Возможно, я ошибаюсь, но мне кажется, что Шепелёв и не стремится найти свой дом. Его единственная родина — это текст.

Его истинное призвание — быть диагностом. Он с одинаковой брезгливой точностью описывает психологию офисного планктона и логику деревенского алкоголика. Он тот врач, который сообщает пациенту, что его болезнь неизлечима, и делает это с черным юмором, потому что это единственное, что ему остается. И в этом его главная ценность. Он не тешит нас иллюзиями о «возвращении к корням» или «поисках русской души». Он честно говорит: искать нечего, душа бездомна, а корни сгнили.

Поэтому его переезд в Анапу выглядит не как обретение рая у моря, а как следующий этап исследования. Курортный город в межсезонье — идеальная площадка для изучения новой формы пустоты, пустоты приморской, продуваемой солеными ветрами. Наверняка и там найдутся свои «заборчики», свои «Лимонхвы» и своя уникальная, ни на что не похожая тоска.
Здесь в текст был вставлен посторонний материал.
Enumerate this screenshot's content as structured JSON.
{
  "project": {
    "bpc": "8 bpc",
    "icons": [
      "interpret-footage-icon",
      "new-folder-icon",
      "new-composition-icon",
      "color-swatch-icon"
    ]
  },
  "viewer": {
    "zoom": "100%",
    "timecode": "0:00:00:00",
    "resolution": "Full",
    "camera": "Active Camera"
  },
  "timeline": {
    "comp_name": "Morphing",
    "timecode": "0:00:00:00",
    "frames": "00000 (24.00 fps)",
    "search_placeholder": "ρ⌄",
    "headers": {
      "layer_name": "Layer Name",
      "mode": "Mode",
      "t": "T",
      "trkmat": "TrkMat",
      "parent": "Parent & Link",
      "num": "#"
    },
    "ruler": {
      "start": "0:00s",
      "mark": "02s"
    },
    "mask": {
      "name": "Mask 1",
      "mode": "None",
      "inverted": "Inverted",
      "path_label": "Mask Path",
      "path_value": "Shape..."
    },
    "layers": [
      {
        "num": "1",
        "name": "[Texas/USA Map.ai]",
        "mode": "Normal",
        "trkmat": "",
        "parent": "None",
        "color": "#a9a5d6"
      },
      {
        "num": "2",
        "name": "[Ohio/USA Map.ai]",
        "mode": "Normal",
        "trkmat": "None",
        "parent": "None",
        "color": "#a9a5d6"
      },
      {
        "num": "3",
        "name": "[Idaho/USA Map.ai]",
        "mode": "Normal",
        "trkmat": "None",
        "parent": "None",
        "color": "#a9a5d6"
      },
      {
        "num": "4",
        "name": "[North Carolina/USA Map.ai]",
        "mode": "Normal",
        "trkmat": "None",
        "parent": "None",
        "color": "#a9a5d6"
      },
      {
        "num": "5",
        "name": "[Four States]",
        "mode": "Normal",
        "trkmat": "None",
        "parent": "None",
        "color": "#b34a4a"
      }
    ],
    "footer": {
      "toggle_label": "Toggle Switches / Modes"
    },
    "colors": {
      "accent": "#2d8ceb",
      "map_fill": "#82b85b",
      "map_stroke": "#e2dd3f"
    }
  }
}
Шепелёв не спаситель и не пророк. Он — зеркало, поставленное в самом неудобном месте. И то, что мы видим в нем уродливых обитателей Сосновки или депрессивных москвичей, — лишь половина правды. Другая половина — это отражение нас самих, вечных скитальцев по своей собственной стране, неспособных найти себе места ни в мегаполисе, ни в деревне. Нигде.

Его смех — это не гоголевский громовой раскат. Это тихий, сухой кашель человека, надышавшегося пылью руин.